The Denver Post
Breaking new ground at Gates
Community benefits tied to public subsidy
By Tony Robinson
February 12, 2006
A conceptual rendering of the Gates redevelopment project planned by Cherokee Denver LLC, seen from Interstate 25 and Santa Fe Drive. (Design Workshop / Dick Sneary)
A visionary new era in Denver development has opened with approval of the Gates project, because for the first time community benefits have been tied to a publicly subsidized project.
The Denver City Council last Monday approved public financing for the $1 billion redevelopment of the Gates rubber factory at Interstate 25 and South Broadway, the city's largest private development since Stapleton. The development of housing, retail space and offices to be done by Cherokee Denver LLC will involve more than $250 million in public subsidies, including interest payments and other bond proceeds needed to generate $126 million in direct subsidy to the development.
Such subsidy packages in Denver are nothing new. What is new is that the developer has agreed to provide an innovative range of "community benefits," negotiated between the developer, the city and a community coalition known as the Campaign for Responsible Development. Those benefits include good jobs, health care and affordable housing.
Taxpayers will support the Gates development with deep subsidies through tax increment financing and a taxing district. Dozens of recent Denver projects have involved such subsidies, delivered by officials anxious to attract investment and trophy projects.
Many LoDo loft projects received taxpayer subsidy, as did the Adams Mark hotel and the downtown Pavilions. Stapleton is receiving $300 million in subsidies. In terms of sheer capital invested, Denver taxpayers are the city's largest development financier.
Unfortunately, the concern of city leaders for attracting profitable new development has not always been matched with concern for how subsidized development affects the social health of Denver. Consequently, in most previous projects, deep taxpayer subsidies did not come with expectations of living-wage jobs nor health care benefits. Construction was not always done by high-road contractors with a record of paying workers and skilled tradesmen well. The housing at these developments often involved few to no lower-income units.
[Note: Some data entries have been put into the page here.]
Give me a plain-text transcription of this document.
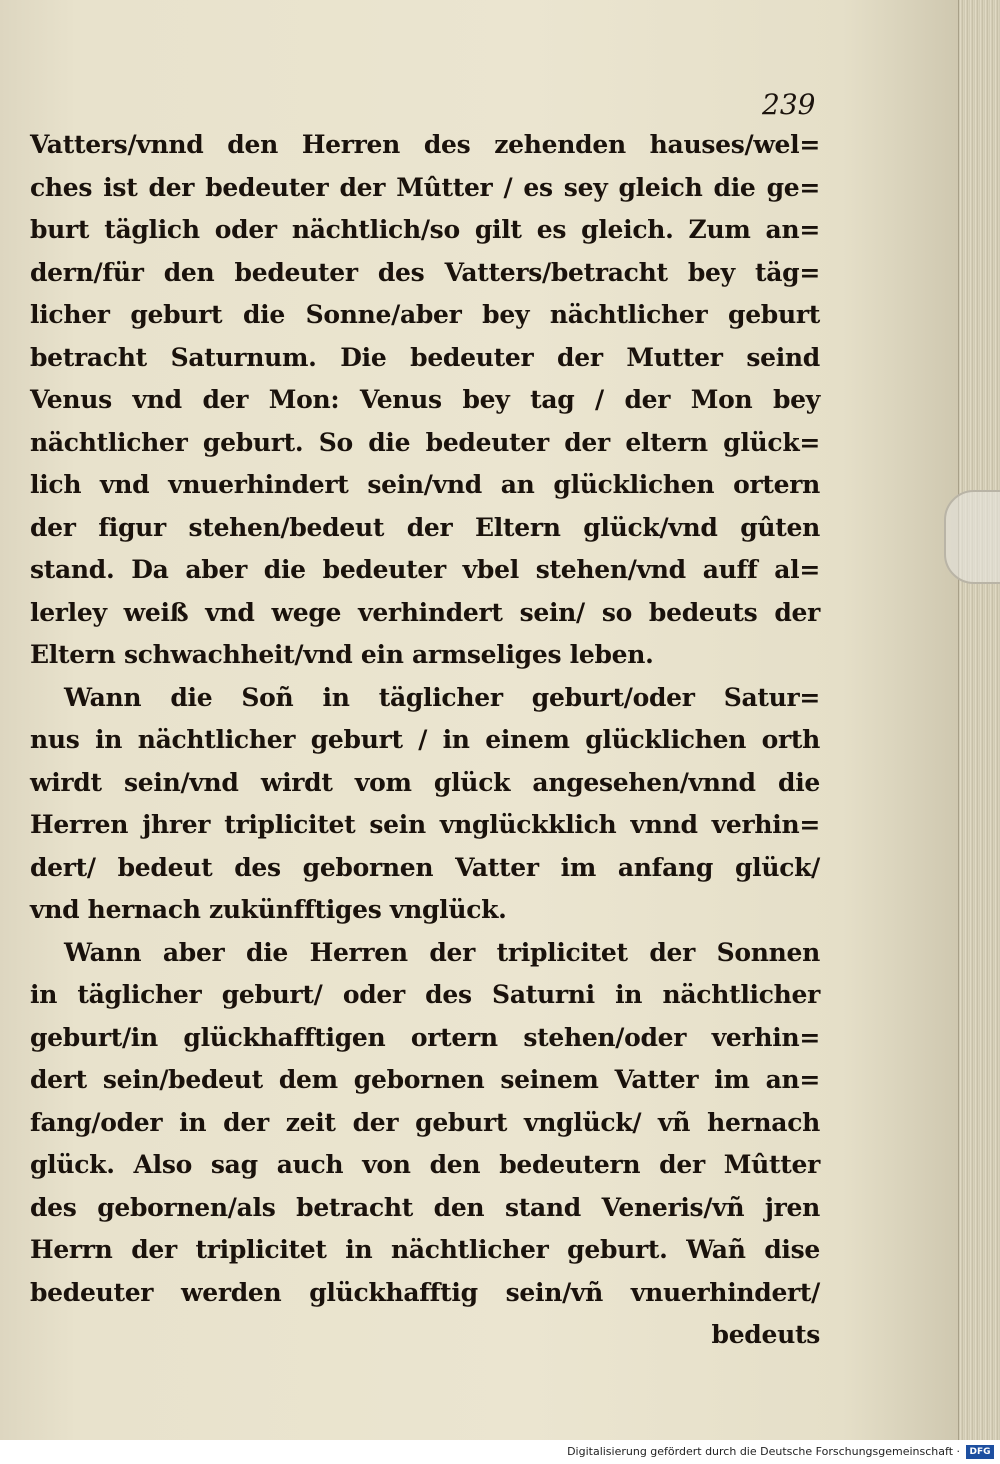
239
Vatters/vnnd den Herren des zehenden hauses/wel=
ches ist der bedeuter der Mûtter / es sey gleich die ge=
burt täglich oder nächtlich/so gilt es gleich. Zum an=
dern/für den bedeuter des Vatters/betracht bey täg=
licher geburt die Sonne/aber bey nächtlicher geburt
betracht Saturnum. Die bedeuter der Mutter seind
Venus vnd der Mon: Venus bey tag / der Mon bey
nächtlicher geburt. So die bedeuter der eltern glück=
lich vnd vnuerhindert sein/vnd an glücklichen ortern
der figur stehen/bedeut der Eltern glück/vnd gûten
stand. Da aber die bedeuter vbel stehen/vnd auff al=
lerley weiß vnd wege verhindert sein/ so bedeuts der
Eltern schwachheit/vnd ein armseliges leben.
Wann die Soñ in täglicher geburt/oder Satur=
nus in nächtlicher geburt / in einem glücklichen orth
wirdt sein/vnd wirdt vom glück angesehen/vnnd die
Herren jhrer triplicitet sein vnglückklich vnnd verhin=
dert/ bedeut des gebornen Vatter im anfang glück/
vnd hernach zukünfftiges vnglück.
Wann aber die Herren der triplicitet der Sonnen
in täglicher geburt/ oder des Saturni in nächtlicher
geburt/in glückhafftigen ortern stehen/oder verhin=
dert sein/bedeut dem gebornen seinem Vatter im an=
fang/oder in der zeit der geburt vnglück/ vñ hernach
glück. Also sag auch von den bedeutern der Mûtter
des gebornen/als betracht den stand Veneris/vñ jren
Herrn der triplicitet in nächtlicher geburt. Wañ dise
bedeuter werden glückhafftig sein/vñ vnuerhindert/
bedeuts
Digitalisierung gefördert durch die Deutsche Forschungsgemeinschaft ·	DFG
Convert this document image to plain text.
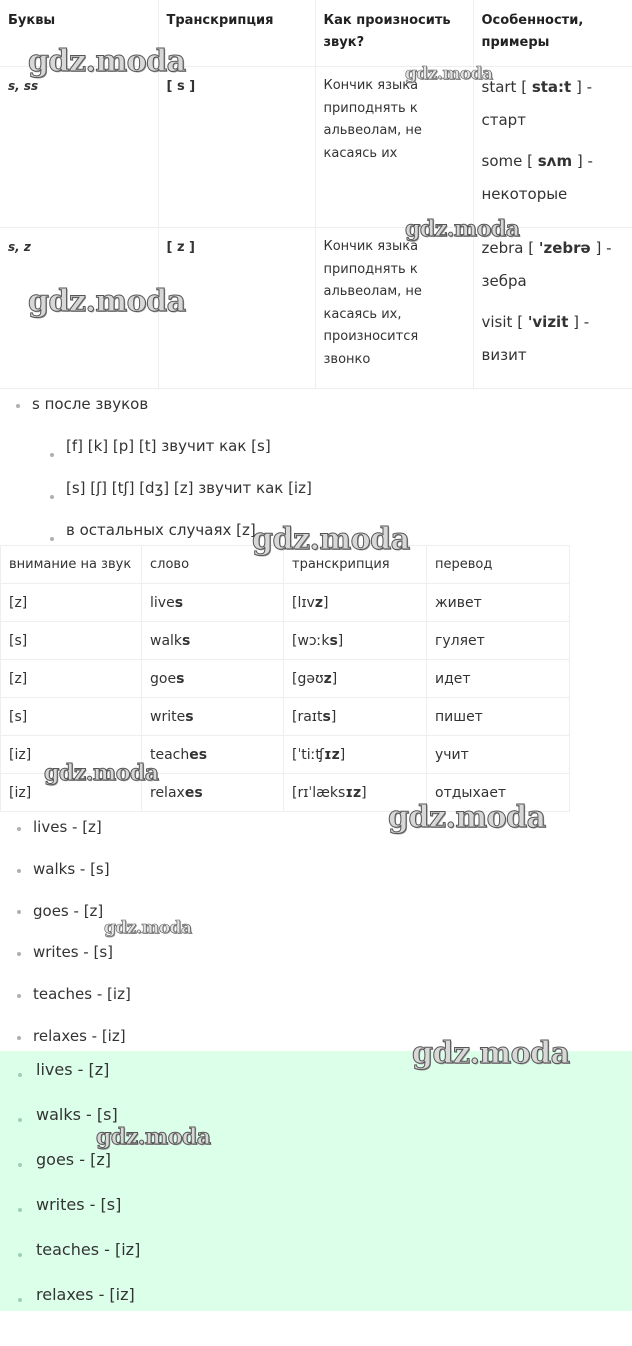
Буквы	Транскрипция	Как произносить звук?	Особенности, примеры
s, ss	[ s ]	Кончик языка приподнять к альвеолам, не касаясь их	start [ sta:t ] - старт

some [ sʌm ] - некоторые

s, z	[ z ]	Кончик языка приподнять к альвеолам, не касаясь их, произносится звонко	zebra [ 'zebrə ] - зебра

visit [ 'vizit ] - визит

s после звуков
[f] [k] [p] [t] звучит как [s]
[s] [ʃ] [tʃ] [dʒ] [z] звучит как [iz]
в остальных случаях [z]
внимание на звук	слово	транскрипция	перевод
[z]	lives	[lɪvz]	живет
[s]	walks	[wɔːks]	гуляет
[z]	goes	[gəʊz]	идет
[s]	writes	[raɪts]	пишет
[iz]	teaches	[ˈtiːʧɪz]	учит
[iz]	relaxes	[rɪˈlæksɪz]	отдыхает
lives - [z]
walks - [s]
goes - [z]
writes - [s]
teaches - [iz]
relaxes - [iz]
lives - [z]
walks - [s]
goes - [z]
writes - [s]
teaches - [iz]
relaxes - [iz]
gdz.moda	gdz.moda
gdz.moda
gdz.moda
gdz.moda
gdz.moda
gdz.moda
gdz.moda
gdz.moda
gdz.moda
In this way, Denver has subsidized a dual downtown of glittering trophy projects amid stagnating wages. Rich new lofts sprouted, while housing became less affordable for many residents. Millions were spent to subsidize retail space for companies like the Stapleton Wal-Mart, while employee health care coverage withered. A deep unease settled on many Denver residents, who felt something was wrong with a development model that subsidized profitable developers while average social health deteriorated.
A few years ago, this concern united residents and community organizations around a campaign to ensure that the proposed Gates tax subsidy package included a range of "community benefits," such as affordable housing and good job guarantees. Over the last two years, this group has negotiated with Cherokee and city officials. The result is a ground-breaking community-benefits framework that will be attached to the Gates plan and that ensures that the project will improve the city's financial health, the developer's bottom line and the community's social health. The Gates development model is long overdue in Denver.
In exchange for the sizable public subsidy, Cherokee has agreed that its project will include 20 percent of rental units for lower-income working families. The company has gone beyond city minimum requirements in agreeing to living-wage jobs, including some permanent site-maintenance jobs after the project is complete. They have hired a union contractor to do the infrastructure (publicly financed) portion of the construction, guaranteeing good jobs with health care for local workers. Cherokee will go beyond legislated minimums in environmental clean-up and public involvement.
Denver's victory is not isolated. There is a growing national movement to reclaim public dollars, and to tie subsidies to developments that work for residents at all income levels. Los Angeles, Milwaukee and Atlanta, among other cities, have similar community benefit expectations in their subsidy packages. With this innovative plan, Denver has joined that national community benefits movement. Gates is a precedent-setting project that reveals how much can be achieved by committed officials, a responsible developer and mobilized citizens.
The bar has been set for future subsidy packages; let's hope our officials maintain this standard when the next development rolls down the line and the naysayers chime in with claims that we can't possibly expect the market to allow good wages and affordable housing.
Gates proves what we've all long hoped: When public dollars are involved, there is room in this economy for good wages, decent benefits and dignified housing for all.
Tony Robinson, an associate professor of political science at CU-Denver and CU Health Sciences Center, has worked for several years with the Campaign for Responsible Development.